Integrate Microsoft Entra application proxy with SharePoint (SAML)

This step-by-step guide explains how to secure the access to the Microsoft Entra integrated on-premises SharePoint (SAML) using Microsoft Entra application proxy, where users in your organization (Microsoft Entra ID, B2B) connect to SharePoint through the Internet.

Note

If you're new to Microsoft Entra application proxy and want to learn more, see Remote access to on-premises applications through Microsoft Entra application proxy.

There are three primary advantages of this setup:

• Microsoft Entra application proxy ensures that authenticated traffic can reach your internal network and SharePoint.
• Your users can access SharePoint sites as usual without using VPN.
• You can control the access by user assignment on the Microsoft Entra application proxy level and you can increase the security with Microsoft Entra features like Conditional Access and Multi-Factor Authentication (MFA).
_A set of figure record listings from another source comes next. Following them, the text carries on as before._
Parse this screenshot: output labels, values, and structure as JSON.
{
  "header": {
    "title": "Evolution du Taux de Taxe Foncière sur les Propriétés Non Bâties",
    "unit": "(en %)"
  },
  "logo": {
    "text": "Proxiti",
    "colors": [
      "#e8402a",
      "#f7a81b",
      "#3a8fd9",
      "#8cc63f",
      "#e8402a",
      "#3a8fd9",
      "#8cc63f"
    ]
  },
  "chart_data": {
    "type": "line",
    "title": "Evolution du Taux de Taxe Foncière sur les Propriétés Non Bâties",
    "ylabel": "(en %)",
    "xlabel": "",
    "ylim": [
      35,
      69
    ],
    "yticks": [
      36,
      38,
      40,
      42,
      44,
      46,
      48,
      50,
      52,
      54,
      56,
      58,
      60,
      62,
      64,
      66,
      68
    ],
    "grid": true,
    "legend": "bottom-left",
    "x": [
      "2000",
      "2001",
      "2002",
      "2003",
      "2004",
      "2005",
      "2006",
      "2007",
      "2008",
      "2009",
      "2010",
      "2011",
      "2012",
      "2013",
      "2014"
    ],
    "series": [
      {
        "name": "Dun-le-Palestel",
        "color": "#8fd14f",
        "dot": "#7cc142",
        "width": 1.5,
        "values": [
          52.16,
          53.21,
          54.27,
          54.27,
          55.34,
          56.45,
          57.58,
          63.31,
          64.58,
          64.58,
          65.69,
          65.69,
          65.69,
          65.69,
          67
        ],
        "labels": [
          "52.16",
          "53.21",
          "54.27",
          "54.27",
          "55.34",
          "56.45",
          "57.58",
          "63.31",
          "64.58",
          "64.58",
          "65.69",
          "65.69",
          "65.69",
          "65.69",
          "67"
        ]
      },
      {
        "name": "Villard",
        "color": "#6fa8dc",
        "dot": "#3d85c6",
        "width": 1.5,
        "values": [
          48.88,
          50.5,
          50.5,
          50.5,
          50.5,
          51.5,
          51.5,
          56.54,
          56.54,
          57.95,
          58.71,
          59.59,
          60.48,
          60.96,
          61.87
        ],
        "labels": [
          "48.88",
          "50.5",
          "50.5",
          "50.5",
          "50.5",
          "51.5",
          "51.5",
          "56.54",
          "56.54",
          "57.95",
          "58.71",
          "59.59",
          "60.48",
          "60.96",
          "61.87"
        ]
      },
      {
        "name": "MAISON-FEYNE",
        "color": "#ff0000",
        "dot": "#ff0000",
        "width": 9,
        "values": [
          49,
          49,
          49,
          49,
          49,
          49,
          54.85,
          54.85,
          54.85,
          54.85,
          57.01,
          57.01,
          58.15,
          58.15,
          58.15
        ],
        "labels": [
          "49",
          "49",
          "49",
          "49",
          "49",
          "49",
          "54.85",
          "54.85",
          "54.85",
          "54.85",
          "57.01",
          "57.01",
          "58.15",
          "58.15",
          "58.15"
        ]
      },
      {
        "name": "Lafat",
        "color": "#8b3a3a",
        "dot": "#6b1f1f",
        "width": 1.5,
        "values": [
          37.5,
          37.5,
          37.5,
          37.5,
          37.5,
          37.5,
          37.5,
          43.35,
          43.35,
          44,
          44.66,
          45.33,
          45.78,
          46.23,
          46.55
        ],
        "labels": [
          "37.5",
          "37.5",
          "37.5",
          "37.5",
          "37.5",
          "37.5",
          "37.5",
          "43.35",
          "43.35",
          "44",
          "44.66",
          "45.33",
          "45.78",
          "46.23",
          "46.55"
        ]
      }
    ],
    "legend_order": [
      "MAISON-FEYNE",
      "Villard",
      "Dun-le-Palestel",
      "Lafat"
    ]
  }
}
This process requires two Enterprise Applications. One is a SharePoint on-premises instance that you publish from the gallery to your list of managed SaaS apps. The second is an on-premises application (non-gallery application) you'll use to publish the first Enterprise Gallery Application.

Prerequisites

To complete this configuration, you need the following resources:

• A SharePoint 2013 farm or newer. The SharePoint farm must be integrated with Microsoft Entra ID.
• A Microsoft Entra tenant with a plan that includes Application Proxy. Learn more about Microsoft Entra ID plans and pricing.
• A custom, verified domain in the Microsoft Entra tenant. The verified domain must match the SharePoint URL suffix.
• An SSL certificate is required. See the details in custom domain publishing.
• On-premises Active Directory users must be synchronized with Microsoft Entra Connect, and must be configure to sign in to Azure.
• For cloud-only and B2B guest users, you need to grant access to a guest account to SharePoint on-premises in the Microsoft Entra admin center.
• An Application Proxy connector installed and running on a machine within the corporate domain.

Step 1: Integrate SharePoint on-premises with Microsoft Entra ID

1. Configure the SharePoint on-premises app. For more information, see Tutorial: Microsoft Entra single sign-on integration with SharePoint on-premises.
2. Validate the configuration before moving to the next step. To validate, try to access the SharePoint on-premises from the internal network and confirm it's accessible internally.

Step 2: Publish the SharePoint on-premises application with Application Proxy

In this step, you create an application in your Microsoft Entra tenant that uses Application Proxy. You set the external URL and specify the internal URL, both of which are used later in SharePoint.

Note

The Internal and External URLs must match the Sign on URL in the SAML Based Application configuration in Step 1.

1. Create a new Microsoft Entra application proxy application with custom domain. For step-by-step instructions, see Custom domains in Microsoft Entra application proxy.

   • Internal URL: 'https://portal.contoso.com/'

   • External URL: 'https://portal.contoso.com/'

   • Pre-Authentication: Microsoft Entra ID

   • Translate URLs in Headers: No

   • Translate URLs in Application Body: No

     

2. Assign the same groups you assigned to the on-premises SharePoint Gallery Application.

3. Finally, go to the Properties section and set Visible to users? to No. This option ensures that only the icon of the first application appears on the My Apps Portal (https://myapplications.microsoft.com).

   

Step 3: Test your application

Using a browser from a computer on an external network, navigate to the link that you configured during the publish step. Make sure you can sign in with the test account that you set up.